Estatua del Cid en Burgos con algunos adornos

He recordado una experiencia que tuve en los 80 y que comento a menudo cuando quiero hablar críticamente de la prensa.

Un domingo de elecciones habíamos ido un grupo de compañeros de la facultad a estudiar a la biblioteca de la escuela politécnica que tenía aire acondicionado y no solía estar tan concurrida como otras en esos días de comienzos del verano y fin del curso, que tanto nos aceleraban entonces.

El caso es que cuando no llevábamos demasiado tiempo instalados en la sala de estudio oímos un gran revuelo y decidimos asomarnos a ver qué pasaba. Había gran expectación abajo: señoras mayores aplaudiendo, fotógrafos, cámaras, carreras. El entonces vicepresidente del gobierno, Alfonso Guerra, había ido a votar al colegio electoral que se ubicaba en la planta principal del edificio donde estábamos. ¡Y no era un hombre feo! Me atreveré a decir que, más que eso, era un señor con cierto atractivo, cierta elegancia; vamos: con aura.

Mi padre acostumbraba a leer el ABC, que solía andar por casa y yo también lo he comprado durante bastante tiempo.

Alfonso Guerra aparecía siempre en el centenario diario con gesto amenazante, arisco, montaraz. Cuento mucho esta historia para ejemplificar el valor de las imágenes, y más de la primera -el efecto de primacía y otras artimañas de nuestro rápido cerebro- a la hora de construir la imagen que tenemos de una persona.
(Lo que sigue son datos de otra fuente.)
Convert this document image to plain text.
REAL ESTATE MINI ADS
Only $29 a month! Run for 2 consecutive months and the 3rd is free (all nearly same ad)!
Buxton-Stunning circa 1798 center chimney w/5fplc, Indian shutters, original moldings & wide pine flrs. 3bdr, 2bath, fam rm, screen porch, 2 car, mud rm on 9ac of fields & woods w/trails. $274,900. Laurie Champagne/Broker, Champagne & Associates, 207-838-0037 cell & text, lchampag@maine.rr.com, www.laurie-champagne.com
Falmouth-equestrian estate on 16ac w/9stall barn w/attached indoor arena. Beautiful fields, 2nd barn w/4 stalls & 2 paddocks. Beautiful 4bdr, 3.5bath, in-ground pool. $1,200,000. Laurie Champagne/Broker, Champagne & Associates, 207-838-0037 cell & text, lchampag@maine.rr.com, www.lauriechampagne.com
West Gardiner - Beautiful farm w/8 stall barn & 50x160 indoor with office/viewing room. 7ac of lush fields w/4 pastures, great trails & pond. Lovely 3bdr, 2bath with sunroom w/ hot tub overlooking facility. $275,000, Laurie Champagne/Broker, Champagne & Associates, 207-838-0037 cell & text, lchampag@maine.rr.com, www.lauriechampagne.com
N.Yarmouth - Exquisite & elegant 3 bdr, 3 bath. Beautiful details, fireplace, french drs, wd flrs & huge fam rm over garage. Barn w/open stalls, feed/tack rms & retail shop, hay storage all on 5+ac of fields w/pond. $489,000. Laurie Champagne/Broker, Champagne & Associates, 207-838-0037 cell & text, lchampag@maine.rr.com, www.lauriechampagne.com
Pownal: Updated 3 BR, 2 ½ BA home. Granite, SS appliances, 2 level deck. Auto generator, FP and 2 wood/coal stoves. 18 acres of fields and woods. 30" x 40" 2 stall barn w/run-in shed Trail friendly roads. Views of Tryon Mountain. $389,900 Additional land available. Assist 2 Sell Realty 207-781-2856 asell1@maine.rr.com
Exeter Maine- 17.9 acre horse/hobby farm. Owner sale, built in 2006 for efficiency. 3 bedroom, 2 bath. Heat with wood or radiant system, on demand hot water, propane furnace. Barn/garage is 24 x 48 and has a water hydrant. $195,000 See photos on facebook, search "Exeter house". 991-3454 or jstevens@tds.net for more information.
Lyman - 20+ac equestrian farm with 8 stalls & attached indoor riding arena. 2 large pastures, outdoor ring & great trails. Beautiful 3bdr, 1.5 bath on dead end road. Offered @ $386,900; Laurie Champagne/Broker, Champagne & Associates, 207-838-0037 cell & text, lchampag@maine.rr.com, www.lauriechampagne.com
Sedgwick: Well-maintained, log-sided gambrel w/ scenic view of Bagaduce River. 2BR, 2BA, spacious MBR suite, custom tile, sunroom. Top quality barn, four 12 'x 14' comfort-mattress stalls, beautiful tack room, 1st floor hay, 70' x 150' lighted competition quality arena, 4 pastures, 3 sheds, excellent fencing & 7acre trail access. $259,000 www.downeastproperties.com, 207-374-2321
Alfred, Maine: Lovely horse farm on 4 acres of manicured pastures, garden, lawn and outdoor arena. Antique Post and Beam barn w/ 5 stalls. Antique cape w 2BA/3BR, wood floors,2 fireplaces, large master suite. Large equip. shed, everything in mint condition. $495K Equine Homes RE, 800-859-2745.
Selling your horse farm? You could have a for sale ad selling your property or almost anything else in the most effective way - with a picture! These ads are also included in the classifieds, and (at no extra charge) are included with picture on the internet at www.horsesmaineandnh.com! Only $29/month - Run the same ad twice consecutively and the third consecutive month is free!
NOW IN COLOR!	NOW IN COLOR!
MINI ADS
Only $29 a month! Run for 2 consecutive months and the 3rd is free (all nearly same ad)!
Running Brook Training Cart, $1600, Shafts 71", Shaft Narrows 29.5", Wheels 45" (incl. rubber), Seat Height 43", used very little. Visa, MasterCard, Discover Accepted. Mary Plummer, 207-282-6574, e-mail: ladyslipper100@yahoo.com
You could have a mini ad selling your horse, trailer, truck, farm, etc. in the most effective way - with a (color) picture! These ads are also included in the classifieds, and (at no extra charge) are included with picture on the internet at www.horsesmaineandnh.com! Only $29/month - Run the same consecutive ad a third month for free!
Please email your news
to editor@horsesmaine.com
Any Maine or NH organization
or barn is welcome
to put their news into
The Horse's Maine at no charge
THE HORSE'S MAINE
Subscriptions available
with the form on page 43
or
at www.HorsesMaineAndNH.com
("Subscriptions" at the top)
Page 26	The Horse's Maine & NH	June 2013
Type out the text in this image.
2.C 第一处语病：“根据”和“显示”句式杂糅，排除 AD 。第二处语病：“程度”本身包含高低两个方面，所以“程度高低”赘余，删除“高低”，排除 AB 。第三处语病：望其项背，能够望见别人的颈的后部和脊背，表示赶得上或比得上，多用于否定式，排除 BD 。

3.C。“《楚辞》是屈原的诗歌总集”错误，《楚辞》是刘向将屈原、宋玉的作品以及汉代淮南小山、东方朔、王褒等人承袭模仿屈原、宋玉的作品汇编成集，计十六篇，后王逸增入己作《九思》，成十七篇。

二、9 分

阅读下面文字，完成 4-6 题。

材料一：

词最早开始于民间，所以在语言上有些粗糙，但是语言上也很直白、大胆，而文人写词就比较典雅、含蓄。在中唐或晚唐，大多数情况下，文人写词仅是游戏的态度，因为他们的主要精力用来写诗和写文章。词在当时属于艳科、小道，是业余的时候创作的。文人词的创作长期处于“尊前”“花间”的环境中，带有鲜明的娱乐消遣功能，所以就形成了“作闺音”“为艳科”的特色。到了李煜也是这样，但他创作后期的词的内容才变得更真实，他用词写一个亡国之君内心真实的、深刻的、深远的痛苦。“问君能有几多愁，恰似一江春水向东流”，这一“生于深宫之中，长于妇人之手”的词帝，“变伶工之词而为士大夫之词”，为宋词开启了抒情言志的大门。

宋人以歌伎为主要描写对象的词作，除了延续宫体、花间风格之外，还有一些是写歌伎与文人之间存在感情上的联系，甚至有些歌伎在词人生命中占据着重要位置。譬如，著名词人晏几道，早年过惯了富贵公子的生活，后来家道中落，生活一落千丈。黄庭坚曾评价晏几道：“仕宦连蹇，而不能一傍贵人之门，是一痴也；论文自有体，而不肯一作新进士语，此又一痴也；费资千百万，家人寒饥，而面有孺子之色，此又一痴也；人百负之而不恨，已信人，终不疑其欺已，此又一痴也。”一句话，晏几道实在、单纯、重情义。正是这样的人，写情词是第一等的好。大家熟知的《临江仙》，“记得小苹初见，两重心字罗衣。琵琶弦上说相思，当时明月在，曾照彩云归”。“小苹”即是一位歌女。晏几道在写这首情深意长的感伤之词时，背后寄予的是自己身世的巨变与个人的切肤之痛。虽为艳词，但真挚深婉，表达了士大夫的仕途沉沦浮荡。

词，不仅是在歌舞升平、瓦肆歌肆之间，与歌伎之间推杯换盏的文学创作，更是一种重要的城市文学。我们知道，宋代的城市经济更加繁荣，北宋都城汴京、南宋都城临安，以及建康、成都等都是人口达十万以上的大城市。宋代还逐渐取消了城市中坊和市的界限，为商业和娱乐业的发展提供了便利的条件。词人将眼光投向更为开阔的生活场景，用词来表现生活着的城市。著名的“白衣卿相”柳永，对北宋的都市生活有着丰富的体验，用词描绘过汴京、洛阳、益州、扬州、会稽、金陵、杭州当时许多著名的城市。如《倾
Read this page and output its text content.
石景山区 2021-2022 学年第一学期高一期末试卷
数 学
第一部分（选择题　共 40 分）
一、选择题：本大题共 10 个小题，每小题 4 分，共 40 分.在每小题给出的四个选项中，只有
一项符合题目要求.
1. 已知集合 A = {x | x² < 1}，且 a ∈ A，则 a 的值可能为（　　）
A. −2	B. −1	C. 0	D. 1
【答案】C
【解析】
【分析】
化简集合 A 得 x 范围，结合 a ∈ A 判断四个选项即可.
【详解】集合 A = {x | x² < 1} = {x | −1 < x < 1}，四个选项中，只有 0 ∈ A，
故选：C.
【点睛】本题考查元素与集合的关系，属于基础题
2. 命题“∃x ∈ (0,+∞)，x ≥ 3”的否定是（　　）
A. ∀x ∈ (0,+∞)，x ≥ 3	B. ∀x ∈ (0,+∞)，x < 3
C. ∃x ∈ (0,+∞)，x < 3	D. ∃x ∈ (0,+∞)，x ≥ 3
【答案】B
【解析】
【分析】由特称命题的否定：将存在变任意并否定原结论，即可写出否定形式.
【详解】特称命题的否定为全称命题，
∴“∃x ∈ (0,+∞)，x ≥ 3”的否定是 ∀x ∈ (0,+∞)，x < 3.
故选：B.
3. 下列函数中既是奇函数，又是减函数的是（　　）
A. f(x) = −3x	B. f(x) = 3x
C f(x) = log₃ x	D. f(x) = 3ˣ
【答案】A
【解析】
No voy a negar que mi eficaz procesador mental y los cientos de fotografías ojeadas en ABC durante años han archivado en mi cabeza un Alfonso Guerra cínico y culpable, pero nunca olvidaré el efecto que produjo en mi la visión de su sonrisa cómplice aquella mañana de domingo.

Los periodistas gráficos toman miles de fotos y cada medio elige la que más se ajusta a eso que llaman «su linea editorial». Sabía que todos tenemos momentos buenos y malos, rostros amables y antipáticos. No es mala idea recordarlo.